Notez néanmoins : la finale du concours a lieu vendredi, pas samedi. Le festival se poursuit samedi, mais le grand événement de la fin est un spectacle. Pas un show ordinaire, « La Messe à Dédé Fortin » : ils ne seront pas loin d’une vingtaine sur la grande scène du parc Daniel-Johnson, dont Koriass, Loco Locass, Antoine Gratton, Salomé Leclerc, Isabelle Boulay, à célébrer le gars (toujours aussi regretté) et les chansons qu’il créa (seul ou en collaboration) pour les Colocs. L’ancien Coloc Jimmy Bourgoing assure la direction musicale, avec Yanni Aumont. La direction artistique est signée Pierre Fortier, directeur du festival.

Question de perception

Il y a d’autres spectacles au programme ce samedi-là comme les autres jours, à l’intérieur comme à l’extérieur. Ça parle. Ça dit que ce festival est désormais un festival d’abord, et que s’il y a encore en son coeur le concours qui couronna les Pierre Lapointe, Alexandre Désilets, Lisa LeBlanc, Luc de Larochellière et autres Isabelle Boulay (la porte-parole de cette 48e édition), c’en est moins qu’avant le point culminant.

Question de perception ? Fortier voit ça autrement. « On a mis la finale le vendredi pour finir le festival dans un contexte très, très grand public. Ça nous permet, dès le lendemain de la finale, de faire jouer le lauréat, la lauréate, devant des milliers de personnes. Le concours n’est pas moins important, il rayonne plus que jamais. On a travaillé d’arrache-pied pour développer la tournée Granby-Europe [une quinzaine de spectacles en France et en Belgique en plateau double, pour le gagnant du concours et l’élu des vitrines pour pros]. » Fortier insiste, il s’agit de donner à ceux qui ont fait le concours des occasions de se faire voir et entendre. Ainsi, jeudi 25 août, veille de la finale, un autre grand spectacle extérieur au titre plus qu’explicite, « 30 succès – 16 voix », mêlera les consacrés (Michel Rivard, les Soeurs Boulay…) à « des moins connus » qui ont le festival en bagage : Joey Robin Haché, Caroline Savoie, notamment.

La nécessaire expansion

N’empêche. Depuis que le FICG a été devancé de septembre à août et que la programmation extérieure a gagné en importance, on a l’impression que le doyen des concours se trouve un peu coincé aux entournures. Dans le cahier des charges, mais un brin tassé.
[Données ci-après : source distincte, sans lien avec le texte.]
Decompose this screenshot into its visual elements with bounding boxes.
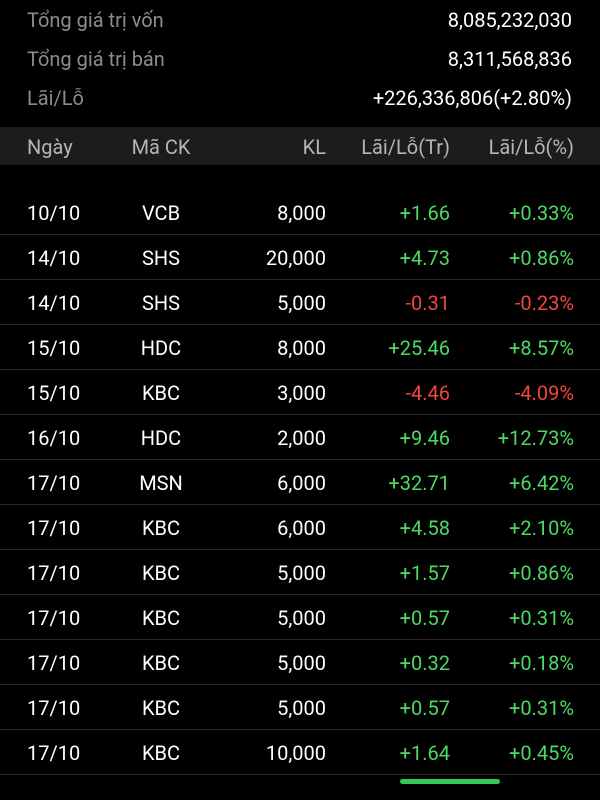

Faut-il y voir l’effet conjugué de La Voix et des Francouvertes ? Fortier s’en défend. « Chaque concours a sa spécificité, même si on voit parfois les artistes s’essayer dans l’un, puis dans un autre… J’ai eu de mon conseil d’administration la mission de faire grandir le festival. Je suis certain que, si le Festival de la chanson de Granby n’était demeuré que concours, on aurait des problèmes de financement. C’est de plus en plus difficile, pour les festivals et pour la chanson francophone : je passe 80 % de mon temps à aller chercher de l’argent. Ce qui nous permet de présenter un festival francophone à 100 %, ce qui est de plus en plus rare dans le monde. »

Dans un tel contexte, le directeur général et artistique affirme, non sans fierté : son festival garde le cap. En tête de proue ? « Le concours demeure au centre de notre mission, qui est de découvrir, développer, promouvoir, faire connaître les artistes de la chanson francophone d’ici. Et toute la programmation du festival est bâtie pour les soutenir. » On ira fureter du côté du site ficg.qc.ca pour s’en convaincre.